Cite-se como exemplo o acervo musical valiosíssimo de Hermeto Pascoal. Digamos que alguém na Alemanha digite o seguinte prompt para uma IA generativa: “apresente uma música na estética de forró, com influência de Hermeto Pascoal”. Sem dúvida, para gerar o output solicitado, o software terá que coletar tanto referências ao que seria “forró”, além do próprio catálogo de Hermeto, para chegar ao seu perfil estético.
Nesse fragmento de segundo, uma série de obras artísticas protegidas por direitos autorais está sendo violada e utilizada sem o conhecimento e/ou anuência dos criadores.
Naquele exemplo, algo que só poderia ser “criado” genuinamente na região Nordeste do Brasil, passa a ser “gerado” em qualquer local do mundo, reduzindo seu valor econômico e provocando a sua “commoditização”, uma vez que não é mais único, exclusivo, escasso ou raro.
Por um lado, as empresas de inteligência artificial alegam ser impossível filtrar cada fragmento das obras utilizadas no processo de mineração de dados que ensejou o output, em virtude da imensidão do big data. Por essa razão, seria (supostamente) inviável identificar os autores para eventual autorização e/ou remuneração.
Por outro lado, apesar do tamanho extraordinário, aquele banco de dados não é infinito, e só existe exatamente por conta do acervo intelectual que o subsidia. Isto é, sem as obras artísticas humanas, inexistem as obras artísticas da máquina.
É, no mínimo, curioso que as ditas big techs, empresas calcadas em modelos de negócio baseados em tecnologia, aleguem a própria “falta de tecnologia” para identificar as obras utilizadas no processo de mineração de dados, inviabilizando o respeito aos direitos morais e patrimoniais dos autores e/ou titulares.
Permanecendo sem a adequada regulamentação, testemunharemos o fenômeno da “commoditização” das criações artísticas, com todas as suas consequências perniciosas, como a desvalorização econômica do que não é mais “único”, “exclusivo”, “escasso” ou “raro”, além da pasteurização da produção artística, aniquilando a rica diversidade cultural mundial.
A utilização da inteligência artificial vem se tornando cada vez mais comum na criação de obras artísticas, como músicas, pinturas e até mesmo roteiros de filmes. Essa tecnologia promete revolucionar a forma como interagimos com a arte, oferecendo novas possibilidades e expandindo os horizontes criativos.
Como servidor público há mais de 16 anos, vejo com bons olhos os avanços da inteligência artificial no campo artístico. Acredito que essa tecnologia pode ser uma ferramenta poderosa para impulsionar a criatividade e inovação, além de tornar a arte mais acessível e democrática para um público mais amplo.

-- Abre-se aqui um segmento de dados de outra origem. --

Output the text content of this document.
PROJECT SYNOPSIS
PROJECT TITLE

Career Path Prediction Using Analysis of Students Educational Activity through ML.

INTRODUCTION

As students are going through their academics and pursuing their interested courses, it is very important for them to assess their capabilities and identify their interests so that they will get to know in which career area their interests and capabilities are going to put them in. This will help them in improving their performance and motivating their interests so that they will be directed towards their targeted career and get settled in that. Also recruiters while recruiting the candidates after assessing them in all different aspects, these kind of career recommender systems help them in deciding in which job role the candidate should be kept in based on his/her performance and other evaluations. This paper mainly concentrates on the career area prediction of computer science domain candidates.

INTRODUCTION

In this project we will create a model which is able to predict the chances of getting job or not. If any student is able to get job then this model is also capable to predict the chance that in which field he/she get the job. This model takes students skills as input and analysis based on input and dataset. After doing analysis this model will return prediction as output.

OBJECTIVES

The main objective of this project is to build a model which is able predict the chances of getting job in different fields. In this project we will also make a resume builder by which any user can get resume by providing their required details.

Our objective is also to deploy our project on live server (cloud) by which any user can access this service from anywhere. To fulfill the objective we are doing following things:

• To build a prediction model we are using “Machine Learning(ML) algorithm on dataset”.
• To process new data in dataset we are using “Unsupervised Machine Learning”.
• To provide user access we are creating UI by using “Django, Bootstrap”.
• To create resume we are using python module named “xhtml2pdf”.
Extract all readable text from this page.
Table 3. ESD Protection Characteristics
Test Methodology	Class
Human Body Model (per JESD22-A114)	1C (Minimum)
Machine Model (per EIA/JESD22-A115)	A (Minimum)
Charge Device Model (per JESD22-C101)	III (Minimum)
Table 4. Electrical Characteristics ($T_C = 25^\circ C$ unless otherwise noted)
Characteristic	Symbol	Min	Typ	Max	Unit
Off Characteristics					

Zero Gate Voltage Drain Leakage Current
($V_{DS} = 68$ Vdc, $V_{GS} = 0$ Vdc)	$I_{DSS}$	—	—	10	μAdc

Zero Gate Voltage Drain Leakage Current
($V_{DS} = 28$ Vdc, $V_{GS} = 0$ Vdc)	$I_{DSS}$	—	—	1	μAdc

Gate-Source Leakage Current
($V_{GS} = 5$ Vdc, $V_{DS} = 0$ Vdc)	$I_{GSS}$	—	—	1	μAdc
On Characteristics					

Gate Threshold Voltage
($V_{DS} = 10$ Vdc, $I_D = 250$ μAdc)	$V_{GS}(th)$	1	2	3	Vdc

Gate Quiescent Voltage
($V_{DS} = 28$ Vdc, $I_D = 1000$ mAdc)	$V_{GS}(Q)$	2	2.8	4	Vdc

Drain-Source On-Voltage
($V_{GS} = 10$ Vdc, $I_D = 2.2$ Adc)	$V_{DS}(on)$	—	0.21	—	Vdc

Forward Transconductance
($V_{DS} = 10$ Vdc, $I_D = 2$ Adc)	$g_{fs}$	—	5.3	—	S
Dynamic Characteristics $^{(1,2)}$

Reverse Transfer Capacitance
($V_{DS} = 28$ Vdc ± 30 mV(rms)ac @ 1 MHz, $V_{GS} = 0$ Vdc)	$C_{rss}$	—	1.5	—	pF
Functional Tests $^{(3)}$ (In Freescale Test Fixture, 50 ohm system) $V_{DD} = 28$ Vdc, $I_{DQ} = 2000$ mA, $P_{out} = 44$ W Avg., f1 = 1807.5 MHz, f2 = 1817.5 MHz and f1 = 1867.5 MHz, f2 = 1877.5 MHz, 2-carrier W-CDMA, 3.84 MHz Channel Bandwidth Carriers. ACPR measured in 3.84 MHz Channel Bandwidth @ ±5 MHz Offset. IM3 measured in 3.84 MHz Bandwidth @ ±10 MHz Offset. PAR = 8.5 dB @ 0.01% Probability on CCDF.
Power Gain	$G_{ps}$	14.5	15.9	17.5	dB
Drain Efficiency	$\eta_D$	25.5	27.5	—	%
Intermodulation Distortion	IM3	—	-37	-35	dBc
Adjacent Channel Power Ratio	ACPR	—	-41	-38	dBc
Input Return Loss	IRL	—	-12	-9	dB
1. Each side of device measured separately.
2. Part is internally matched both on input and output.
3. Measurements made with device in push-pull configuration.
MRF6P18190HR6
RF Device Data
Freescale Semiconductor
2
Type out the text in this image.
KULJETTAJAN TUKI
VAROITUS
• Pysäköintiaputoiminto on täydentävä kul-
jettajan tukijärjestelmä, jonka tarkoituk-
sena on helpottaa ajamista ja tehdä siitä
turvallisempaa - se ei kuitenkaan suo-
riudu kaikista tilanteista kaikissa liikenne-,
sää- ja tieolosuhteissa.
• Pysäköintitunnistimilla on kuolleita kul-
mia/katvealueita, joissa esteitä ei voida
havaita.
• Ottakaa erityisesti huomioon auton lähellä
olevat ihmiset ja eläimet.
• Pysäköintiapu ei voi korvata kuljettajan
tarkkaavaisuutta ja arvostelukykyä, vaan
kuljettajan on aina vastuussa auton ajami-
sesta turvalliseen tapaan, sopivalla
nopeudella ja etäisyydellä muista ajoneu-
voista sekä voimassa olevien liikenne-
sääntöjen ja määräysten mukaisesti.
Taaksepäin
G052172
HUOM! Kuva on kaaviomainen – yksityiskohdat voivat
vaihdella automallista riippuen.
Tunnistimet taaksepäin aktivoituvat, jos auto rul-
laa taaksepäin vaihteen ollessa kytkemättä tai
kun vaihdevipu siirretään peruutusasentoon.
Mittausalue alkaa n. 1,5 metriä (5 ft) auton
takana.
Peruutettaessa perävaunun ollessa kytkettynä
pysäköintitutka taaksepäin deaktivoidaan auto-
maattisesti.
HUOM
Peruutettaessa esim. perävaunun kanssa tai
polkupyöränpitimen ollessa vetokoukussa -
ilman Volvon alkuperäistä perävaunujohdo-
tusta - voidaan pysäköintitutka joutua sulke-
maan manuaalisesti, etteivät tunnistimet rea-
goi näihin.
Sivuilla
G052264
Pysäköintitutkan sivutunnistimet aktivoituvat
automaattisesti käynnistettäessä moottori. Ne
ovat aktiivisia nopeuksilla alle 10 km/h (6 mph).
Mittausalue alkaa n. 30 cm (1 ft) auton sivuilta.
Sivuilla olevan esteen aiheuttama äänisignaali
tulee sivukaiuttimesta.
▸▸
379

No entanto, é importante refletirmos sobre os impactos da commoditização das criações artísticas pela inteligência artificial. Será que estamos valorizando adequadamente o trabalho dos artistas humanos? Como garantir que a arte produzida por meio da inteligência artificial não perca sua autenticidade e originalidade?
É fundamental que busquemos um equilíbrio entre a tecnologia e a expressão humana na arte. Devemos explorar as possibilidades da inteligência artificial sem perder de vista a importância da criatividade e sensibilidade humanas. Afinal, a verdadeira beleza da arte está na emoção e na interpretação única que só os seres humanos podem proporcionar.
Portanto, cabe a nós, enquanto sociedade, refletir sobre como podemos utilizar a inteligência artificial de forma ética e responsável para enriquecer nossa experiência artística e melhorar nossa qualidade de vida. Afinal, a arte é uma das maiores formas de expressão humana e deve ser valorizada e preservada, independentemente das inovações tecnológicas que surgem ao nosso redor.